None of which would be interesting, except that Bone falls for her, and she leads him on, and . . .

 

Well.

This leads the League of Concerned Secondary Characters to convene around a bioflourescent Victorian Jellyfish Lamp:

 

Once he's shot of that nasty little music hall dame, he sets to writing his music the way it was meant to be written: by candlelight, in mad impassioned sessions of keyboard-banging and scribbling.

A movie about an imaginary composer has to have music, though. Here's one of Bone's little piano riffs.

Hmmm. The chords at the end give it away.

The soundtrack mirrors his own style:

Sounds familiar.

No one else could write that. And no one else probably recycled all that as much as he did, but who cares.

Unfortunately for Bone, the inspector arrives on the night of his concerto's premier, and finds something damning.
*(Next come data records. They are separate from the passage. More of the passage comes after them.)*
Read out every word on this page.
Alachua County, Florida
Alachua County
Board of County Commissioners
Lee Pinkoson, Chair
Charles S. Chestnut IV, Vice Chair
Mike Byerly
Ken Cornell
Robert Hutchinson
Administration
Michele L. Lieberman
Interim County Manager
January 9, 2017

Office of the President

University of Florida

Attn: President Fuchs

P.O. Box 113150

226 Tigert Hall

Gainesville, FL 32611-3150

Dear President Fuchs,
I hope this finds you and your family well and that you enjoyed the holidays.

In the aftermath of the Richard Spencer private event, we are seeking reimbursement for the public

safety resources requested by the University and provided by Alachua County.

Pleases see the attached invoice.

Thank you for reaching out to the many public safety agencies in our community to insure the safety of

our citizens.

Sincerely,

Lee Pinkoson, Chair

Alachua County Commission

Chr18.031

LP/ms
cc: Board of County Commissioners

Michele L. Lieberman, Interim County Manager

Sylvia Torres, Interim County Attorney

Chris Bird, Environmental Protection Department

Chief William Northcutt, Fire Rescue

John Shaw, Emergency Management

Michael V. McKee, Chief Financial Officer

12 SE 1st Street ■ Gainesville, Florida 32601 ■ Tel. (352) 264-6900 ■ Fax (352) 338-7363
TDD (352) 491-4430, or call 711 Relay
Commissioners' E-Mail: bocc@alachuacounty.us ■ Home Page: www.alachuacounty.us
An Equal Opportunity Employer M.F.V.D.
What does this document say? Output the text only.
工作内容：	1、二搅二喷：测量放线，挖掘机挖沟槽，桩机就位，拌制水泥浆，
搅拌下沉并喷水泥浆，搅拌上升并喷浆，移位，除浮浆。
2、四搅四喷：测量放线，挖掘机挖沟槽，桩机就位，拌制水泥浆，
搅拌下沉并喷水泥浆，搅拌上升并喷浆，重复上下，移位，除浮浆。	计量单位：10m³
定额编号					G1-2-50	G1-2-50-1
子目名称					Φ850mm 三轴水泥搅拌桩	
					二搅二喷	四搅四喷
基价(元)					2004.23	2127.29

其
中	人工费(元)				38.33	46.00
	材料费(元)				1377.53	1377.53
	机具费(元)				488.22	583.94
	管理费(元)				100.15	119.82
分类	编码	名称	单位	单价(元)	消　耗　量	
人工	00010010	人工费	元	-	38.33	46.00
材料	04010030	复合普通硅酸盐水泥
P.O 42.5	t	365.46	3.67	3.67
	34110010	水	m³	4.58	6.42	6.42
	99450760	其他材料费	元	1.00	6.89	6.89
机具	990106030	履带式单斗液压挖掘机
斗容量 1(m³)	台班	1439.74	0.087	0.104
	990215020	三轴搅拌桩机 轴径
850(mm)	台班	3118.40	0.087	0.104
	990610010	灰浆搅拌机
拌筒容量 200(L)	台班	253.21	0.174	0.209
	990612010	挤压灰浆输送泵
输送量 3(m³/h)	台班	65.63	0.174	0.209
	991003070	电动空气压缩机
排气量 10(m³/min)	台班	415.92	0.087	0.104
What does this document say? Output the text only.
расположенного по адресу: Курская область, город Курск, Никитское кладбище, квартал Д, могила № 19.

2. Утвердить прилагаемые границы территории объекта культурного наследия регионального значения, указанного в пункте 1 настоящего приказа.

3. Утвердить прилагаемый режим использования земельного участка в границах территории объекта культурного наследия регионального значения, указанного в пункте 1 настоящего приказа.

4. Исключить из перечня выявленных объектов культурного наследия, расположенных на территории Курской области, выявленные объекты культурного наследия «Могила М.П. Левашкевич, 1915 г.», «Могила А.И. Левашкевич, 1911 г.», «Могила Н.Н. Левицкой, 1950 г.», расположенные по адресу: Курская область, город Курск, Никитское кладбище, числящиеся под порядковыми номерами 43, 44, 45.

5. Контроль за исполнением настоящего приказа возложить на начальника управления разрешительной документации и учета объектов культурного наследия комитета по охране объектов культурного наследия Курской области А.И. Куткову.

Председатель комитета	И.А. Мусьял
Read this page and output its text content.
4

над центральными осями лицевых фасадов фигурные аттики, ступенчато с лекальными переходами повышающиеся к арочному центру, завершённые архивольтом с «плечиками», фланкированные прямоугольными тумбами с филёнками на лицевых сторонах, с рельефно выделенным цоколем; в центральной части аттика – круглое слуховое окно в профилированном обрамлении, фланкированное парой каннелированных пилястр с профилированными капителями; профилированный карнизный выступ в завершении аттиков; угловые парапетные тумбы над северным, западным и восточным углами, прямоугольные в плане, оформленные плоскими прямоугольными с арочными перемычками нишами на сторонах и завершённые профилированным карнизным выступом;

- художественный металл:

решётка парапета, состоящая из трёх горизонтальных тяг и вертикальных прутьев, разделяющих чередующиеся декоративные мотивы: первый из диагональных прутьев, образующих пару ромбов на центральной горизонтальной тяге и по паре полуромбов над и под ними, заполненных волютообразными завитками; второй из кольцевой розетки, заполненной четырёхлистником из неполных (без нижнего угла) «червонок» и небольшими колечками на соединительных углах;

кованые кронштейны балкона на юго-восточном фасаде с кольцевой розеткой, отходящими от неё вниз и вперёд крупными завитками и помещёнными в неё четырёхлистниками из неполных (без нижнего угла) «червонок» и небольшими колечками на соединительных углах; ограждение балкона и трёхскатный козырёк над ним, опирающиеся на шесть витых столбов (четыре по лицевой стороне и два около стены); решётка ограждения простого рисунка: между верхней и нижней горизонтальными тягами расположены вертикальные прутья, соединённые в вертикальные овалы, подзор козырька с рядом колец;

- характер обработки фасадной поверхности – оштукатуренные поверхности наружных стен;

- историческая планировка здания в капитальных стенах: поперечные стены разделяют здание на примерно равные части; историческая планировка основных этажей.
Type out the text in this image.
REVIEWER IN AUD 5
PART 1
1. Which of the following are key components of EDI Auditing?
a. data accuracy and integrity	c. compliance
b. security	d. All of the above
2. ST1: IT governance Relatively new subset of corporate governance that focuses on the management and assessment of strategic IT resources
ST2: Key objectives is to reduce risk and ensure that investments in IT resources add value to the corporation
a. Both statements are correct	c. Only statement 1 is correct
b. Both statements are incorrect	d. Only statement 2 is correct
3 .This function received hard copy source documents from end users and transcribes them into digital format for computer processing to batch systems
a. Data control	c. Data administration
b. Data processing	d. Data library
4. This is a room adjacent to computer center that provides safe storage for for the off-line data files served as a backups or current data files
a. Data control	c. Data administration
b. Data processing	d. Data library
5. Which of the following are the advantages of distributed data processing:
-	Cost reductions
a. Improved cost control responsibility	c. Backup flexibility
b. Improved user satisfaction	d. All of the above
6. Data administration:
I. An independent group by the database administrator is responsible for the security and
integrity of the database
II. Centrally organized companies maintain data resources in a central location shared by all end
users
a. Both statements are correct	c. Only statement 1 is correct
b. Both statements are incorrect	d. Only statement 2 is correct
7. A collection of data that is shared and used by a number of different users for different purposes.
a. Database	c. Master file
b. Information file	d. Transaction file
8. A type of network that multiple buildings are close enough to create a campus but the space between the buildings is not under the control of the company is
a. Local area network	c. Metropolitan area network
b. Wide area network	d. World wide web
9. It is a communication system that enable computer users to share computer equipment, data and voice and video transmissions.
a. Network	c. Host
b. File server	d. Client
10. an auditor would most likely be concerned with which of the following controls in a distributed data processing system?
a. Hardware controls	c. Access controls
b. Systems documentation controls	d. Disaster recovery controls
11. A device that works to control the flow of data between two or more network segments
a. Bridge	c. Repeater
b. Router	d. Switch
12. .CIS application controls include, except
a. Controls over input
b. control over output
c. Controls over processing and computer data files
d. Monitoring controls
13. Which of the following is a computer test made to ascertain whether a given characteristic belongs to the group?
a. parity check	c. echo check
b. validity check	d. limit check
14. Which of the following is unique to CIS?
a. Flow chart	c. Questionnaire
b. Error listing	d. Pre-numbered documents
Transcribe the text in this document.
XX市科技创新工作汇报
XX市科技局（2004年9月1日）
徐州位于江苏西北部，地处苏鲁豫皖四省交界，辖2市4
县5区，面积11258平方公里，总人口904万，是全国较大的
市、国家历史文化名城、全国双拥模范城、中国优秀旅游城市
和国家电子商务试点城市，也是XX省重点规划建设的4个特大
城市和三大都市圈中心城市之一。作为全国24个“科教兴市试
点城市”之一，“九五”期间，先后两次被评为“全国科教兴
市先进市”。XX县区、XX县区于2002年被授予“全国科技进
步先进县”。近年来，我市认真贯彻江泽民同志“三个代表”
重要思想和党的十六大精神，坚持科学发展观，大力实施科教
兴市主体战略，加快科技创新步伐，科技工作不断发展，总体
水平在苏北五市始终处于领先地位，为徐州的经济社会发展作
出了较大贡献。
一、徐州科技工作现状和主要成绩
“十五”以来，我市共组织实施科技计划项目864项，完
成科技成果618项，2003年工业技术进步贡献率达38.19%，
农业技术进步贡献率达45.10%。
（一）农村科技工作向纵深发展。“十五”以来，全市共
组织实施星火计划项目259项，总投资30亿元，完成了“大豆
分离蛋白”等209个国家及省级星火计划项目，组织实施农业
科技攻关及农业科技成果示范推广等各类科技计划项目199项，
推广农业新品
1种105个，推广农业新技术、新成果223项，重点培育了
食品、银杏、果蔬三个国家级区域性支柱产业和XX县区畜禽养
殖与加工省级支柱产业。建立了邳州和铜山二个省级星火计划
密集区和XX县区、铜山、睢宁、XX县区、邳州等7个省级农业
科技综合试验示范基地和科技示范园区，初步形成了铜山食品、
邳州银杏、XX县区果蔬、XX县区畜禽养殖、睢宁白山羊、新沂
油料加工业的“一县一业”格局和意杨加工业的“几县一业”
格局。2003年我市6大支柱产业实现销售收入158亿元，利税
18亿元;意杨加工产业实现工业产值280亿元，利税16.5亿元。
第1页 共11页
He walks it into the light, and shows the importance of knowing where you mark is:

The entire movie's like that. I can't stress this enough: it's a fantastic movie, in both the superative and unreal senses of the word. What would have been a standard 40s period thriller is elevated by Cregar's immensely sympathetic performance, huanted and insecure, and made utterly unique by the final scene when his piano concerto is performed. It's by Bernard Herrrmannn, of course. Here's a snippet that accompanies the credits.

Concerto Macabre

No one wrote music like this in 1903, but no matter. The ending sequence gives me gooseflesh to recall it - not just for what it shows, but how it closed the book on Cregar's life and career. He literally died to make this movie - and there it is, on the screen, a Hollywood elegy. They don't make them like this anymore. They could, but they won't.